Они нашли его голым на куче старых мешков, совокупляющегося с одной из девушек, с всклокоченными волосами — медленные, уставшие, но все еще продолжающие. Они подождали, пока он закончит, и потом объяснили: «Ав-Рахам хотел бы увидеть тебя». А Бар-Аво набрал в рот воды из кувшина, покрутил ею, полоская рот, выплюнул на солому и спросил: «А если я не хочу его видеть?» Они растолковали ему, как можно вежливо, что Ав-Рахам был хорошим другом его друзьям. И заважничавший Бар-Аво отправился с ними.

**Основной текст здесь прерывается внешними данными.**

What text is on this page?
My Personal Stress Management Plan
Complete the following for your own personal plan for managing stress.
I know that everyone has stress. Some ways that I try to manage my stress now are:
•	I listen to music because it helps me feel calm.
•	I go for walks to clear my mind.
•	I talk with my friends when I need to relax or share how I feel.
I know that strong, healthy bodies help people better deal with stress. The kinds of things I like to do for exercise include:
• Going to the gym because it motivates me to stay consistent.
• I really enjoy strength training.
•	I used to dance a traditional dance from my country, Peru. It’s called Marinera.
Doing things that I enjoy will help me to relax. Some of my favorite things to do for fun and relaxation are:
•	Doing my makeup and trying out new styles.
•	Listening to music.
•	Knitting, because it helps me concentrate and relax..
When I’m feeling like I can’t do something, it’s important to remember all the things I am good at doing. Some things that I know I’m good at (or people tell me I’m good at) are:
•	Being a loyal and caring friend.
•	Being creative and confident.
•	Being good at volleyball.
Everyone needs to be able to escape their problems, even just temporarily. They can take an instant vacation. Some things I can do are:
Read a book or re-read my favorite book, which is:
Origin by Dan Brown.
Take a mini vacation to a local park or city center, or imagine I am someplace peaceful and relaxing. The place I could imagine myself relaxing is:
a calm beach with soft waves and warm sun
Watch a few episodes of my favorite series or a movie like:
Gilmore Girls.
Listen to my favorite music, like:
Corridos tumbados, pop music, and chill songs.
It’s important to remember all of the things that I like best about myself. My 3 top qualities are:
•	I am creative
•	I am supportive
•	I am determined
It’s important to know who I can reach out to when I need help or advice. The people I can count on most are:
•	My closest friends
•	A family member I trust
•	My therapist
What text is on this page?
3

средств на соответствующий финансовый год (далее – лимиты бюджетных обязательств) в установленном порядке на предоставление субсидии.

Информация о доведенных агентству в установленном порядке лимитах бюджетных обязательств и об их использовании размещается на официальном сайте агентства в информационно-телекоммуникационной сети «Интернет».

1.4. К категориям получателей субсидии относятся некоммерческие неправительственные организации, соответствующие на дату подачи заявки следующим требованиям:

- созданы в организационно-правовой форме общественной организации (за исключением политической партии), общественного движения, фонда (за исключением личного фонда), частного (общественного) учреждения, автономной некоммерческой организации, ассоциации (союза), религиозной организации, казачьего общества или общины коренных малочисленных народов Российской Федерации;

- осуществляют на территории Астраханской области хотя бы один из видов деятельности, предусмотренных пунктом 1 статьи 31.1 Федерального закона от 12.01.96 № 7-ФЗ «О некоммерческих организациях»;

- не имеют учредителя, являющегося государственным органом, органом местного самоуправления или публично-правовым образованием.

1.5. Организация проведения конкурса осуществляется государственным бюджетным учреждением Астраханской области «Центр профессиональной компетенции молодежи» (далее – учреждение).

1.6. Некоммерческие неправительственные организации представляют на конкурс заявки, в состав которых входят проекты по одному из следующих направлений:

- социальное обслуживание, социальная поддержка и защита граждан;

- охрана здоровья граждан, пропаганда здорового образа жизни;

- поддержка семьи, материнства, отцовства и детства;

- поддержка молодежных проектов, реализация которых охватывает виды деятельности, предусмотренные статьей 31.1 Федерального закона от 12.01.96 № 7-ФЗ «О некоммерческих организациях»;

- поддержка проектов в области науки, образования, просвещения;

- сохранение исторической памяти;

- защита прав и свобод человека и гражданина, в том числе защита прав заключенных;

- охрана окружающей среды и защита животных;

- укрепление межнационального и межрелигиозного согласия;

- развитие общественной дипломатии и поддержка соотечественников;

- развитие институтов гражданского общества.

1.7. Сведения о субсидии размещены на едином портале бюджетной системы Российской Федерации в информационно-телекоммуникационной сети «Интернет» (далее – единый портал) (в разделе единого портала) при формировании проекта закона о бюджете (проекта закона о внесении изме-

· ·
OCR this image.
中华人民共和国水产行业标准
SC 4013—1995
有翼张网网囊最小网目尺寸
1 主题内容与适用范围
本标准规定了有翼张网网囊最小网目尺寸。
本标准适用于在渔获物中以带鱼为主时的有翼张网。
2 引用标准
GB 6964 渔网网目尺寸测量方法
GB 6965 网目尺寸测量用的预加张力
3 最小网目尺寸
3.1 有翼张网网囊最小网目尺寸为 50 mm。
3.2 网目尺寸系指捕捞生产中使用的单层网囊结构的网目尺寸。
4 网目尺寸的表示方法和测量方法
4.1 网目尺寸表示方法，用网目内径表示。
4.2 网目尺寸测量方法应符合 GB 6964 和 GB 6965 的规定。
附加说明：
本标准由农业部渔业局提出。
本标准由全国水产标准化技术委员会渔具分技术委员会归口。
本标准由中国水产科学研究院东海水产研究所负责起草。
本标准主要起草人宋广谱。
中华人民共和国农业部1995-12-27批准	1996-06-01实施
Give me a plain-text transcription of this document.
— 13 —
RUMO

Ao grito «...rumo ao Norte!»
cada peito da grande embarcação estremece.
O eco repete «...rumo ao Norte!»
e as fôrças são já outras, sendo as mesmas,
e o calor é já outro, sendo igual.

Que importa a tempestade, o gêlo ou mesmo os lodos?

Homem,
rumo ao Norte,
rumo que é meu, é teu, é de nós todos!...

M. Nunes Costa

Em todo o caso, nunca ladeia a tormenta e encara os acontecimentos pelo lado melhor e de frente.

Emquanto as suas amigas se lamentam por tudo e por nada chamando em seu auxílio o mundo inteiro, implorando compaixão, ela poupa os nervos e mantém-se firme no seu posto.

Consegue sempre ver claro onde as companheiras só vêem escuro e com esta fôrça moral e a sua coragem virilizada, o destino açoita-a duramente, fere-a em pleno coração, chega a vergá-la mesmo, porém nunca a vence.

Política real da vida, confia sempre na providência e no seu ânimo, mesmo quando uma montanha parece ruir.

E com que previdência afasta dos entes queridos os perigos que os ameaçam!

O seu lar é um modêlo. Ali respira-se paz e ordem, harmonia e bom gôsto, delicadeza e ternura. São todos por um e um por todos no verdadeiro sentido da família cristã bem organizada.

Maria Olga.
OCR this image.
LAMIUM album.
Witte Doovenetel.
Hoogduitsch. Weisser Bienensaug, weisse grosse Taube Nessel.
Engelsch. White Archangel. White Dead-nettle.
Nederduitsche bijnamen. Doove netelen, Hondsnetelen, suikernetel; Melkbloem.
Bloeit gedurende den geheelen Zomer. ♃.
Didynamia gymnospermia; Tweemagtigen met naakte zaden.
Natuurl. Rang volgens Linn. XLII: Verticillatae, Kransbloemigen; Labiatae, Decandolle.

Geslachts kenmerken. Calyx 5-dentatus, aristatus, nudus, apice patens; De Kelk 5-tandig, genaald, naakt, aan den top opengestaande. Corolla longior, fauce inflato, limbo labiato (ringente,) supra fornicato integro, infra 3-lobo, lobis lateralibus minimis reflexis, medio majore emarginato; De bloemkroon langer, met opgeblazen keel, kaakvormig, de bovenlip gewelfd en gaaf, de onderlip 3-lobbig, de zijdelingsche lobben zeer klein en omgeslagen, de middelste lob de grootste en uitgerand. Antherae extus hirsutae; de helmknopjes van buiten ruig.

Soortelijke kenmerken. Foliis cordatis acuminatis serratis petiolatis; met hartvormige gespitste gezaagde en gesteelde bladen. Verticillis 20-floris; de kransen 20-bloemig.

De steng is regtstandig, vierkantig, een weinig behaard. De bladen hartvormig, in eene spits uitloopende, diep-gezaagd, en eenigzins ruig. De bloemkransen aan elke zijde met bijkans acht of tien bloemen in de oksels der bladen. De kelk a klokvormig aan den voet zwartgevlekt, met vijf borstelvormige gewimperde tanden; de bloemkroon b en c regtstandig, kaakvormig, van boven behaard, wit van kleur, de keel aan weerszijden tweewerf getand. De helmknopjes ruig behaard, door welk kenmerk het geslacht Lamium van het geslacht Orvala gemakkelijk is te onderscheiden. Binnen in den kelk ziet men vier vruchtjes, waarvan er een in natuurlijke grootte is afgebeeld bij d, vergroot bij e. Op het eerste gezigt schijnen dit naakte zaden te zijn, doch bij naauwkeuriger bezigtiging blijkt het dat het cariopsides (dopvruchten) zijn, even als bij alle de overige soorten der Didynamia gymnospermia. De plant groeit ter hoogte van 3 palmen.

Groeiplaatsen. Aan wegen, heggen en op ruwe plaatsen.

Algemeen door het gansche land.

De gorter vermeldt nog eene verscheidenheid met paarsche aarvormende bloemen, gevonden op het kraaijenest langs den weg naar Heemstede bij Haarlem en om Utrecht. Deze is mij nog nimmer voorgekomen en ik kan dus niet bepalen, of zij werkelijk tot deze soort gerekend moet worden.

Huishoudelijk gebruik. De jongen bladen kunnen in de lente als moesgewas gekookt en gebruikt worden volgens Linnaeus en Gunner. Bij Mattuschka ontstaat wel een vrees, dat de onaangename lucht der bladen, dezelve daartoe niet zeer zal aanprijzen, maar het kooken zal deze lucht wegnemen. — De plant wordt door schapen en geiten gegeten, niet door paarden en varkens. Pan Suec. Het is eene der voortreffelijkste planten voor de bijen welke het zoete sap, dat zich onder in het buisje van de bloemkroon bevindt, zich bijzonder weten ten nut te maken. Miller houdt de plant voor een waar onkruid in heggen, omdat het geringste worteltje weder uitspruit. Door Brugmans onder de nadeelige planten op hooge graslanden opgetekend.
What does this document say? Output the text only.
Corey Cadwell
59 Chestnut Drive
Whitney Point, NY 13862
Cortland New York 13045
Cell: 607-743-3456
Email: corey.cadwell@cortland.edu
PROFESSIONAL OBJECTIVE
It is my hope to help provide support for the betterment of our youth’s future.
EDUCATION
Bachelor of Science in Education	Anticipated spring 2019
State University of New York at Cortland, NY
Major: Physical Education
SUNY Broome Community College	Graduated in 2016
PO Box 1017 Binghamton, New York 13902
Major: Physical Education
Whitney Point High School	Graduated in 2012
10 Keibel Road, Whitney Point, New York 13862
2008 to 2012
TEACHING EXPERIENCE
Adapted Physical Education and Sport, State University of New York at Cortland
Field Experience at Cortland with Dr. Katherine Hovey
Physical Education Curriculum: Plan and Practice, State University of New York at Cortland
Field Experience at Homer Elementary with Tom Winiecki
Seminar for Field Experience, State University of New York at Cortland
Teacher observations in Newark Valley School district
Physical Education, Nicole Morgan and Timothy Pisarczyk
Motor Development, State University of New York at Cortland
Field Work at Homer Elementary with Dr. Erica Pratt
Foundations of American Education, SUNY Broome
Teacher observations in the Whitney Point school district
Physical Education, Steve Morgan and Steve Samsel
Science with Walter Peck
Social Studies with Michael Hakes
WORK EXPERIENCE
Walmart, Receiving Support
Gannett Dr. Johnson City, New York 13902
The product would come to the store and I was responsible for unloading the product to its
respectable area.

Ему понравилась некая атмосфера почтительности, окружающая Ав-Рахама. Он невольно представил себе, как ощущалось бы, если бы он стал таким человеком, с которым говорят тихим голосом, и у кого просят помощи и советов. Старый человек — где-то за пятьдесят — и не красивый, не как Бар-Аво, но очень притягательный своей харизмой. Несколько лет Бар-Аво будет наблюдать, как он вел дела. Малый круг внутри группы последователей. Постоянное отрицание важности его фигуры во всем. Впечатление, что ему доверены секреты, и с ним, возможно, говорит Бог. Таким умение люди управляют другими людьми, вдохновляя в них и любовь и страх.
В то утро разговор был короткий.
«Мне сказали, что ты вел себя хорошо вчера в битве».
Бар-Аво был сама скромность, как все подростки.
«Да», завелся он. «Никто не может так карабкаться, как я, никто не попал в солдат маслом столько раз, и я думаю, что это — самое важное».
Ав-Рахам улыбнулся.
«Самое важное, ответь мне — ты ненавидишь Рим?»
И это не вопрос, никакой не вопрос. Рим — это все плохое в мире.
«Да».
«Тогда мы найдем тебе применение. Ты — сын Мереда, так?»
Упоминание об отце жалит его. Он был плохим отцом. Бар-Аво не видел его долгое время.
«Я теперь мужчина. Какая разница, чей я сын».
И взгляд Ав-Рахама обращается к одному мужчине из многих, стоящих позади него, и они смеются вдвоем. Бар-Аво не может распознать этот смех, не может понять, что он означает: да, мы понимаем тебя, мы сами говорили так о себе, когда были молодыми.
Бар-Аво кричит на окружение этих спокойных, неторопливых людей. «Не спрашивай меня об отце! Мой отец мертв! У меня нет отца!»
И Ав-Рахим медленно поясняет: «У никого из нас нет отцов».
Бар-Аво оглядывает их, пытясь увидеть насмешливый взгляд.
«Или, по крайней мере, Бог — наш отец», говорит Ав-Рахам, «а другие отцы не значат для нас ничто. С нами ты можешь быть просто Его сыном. Или моим, поскольку я — отец у многих».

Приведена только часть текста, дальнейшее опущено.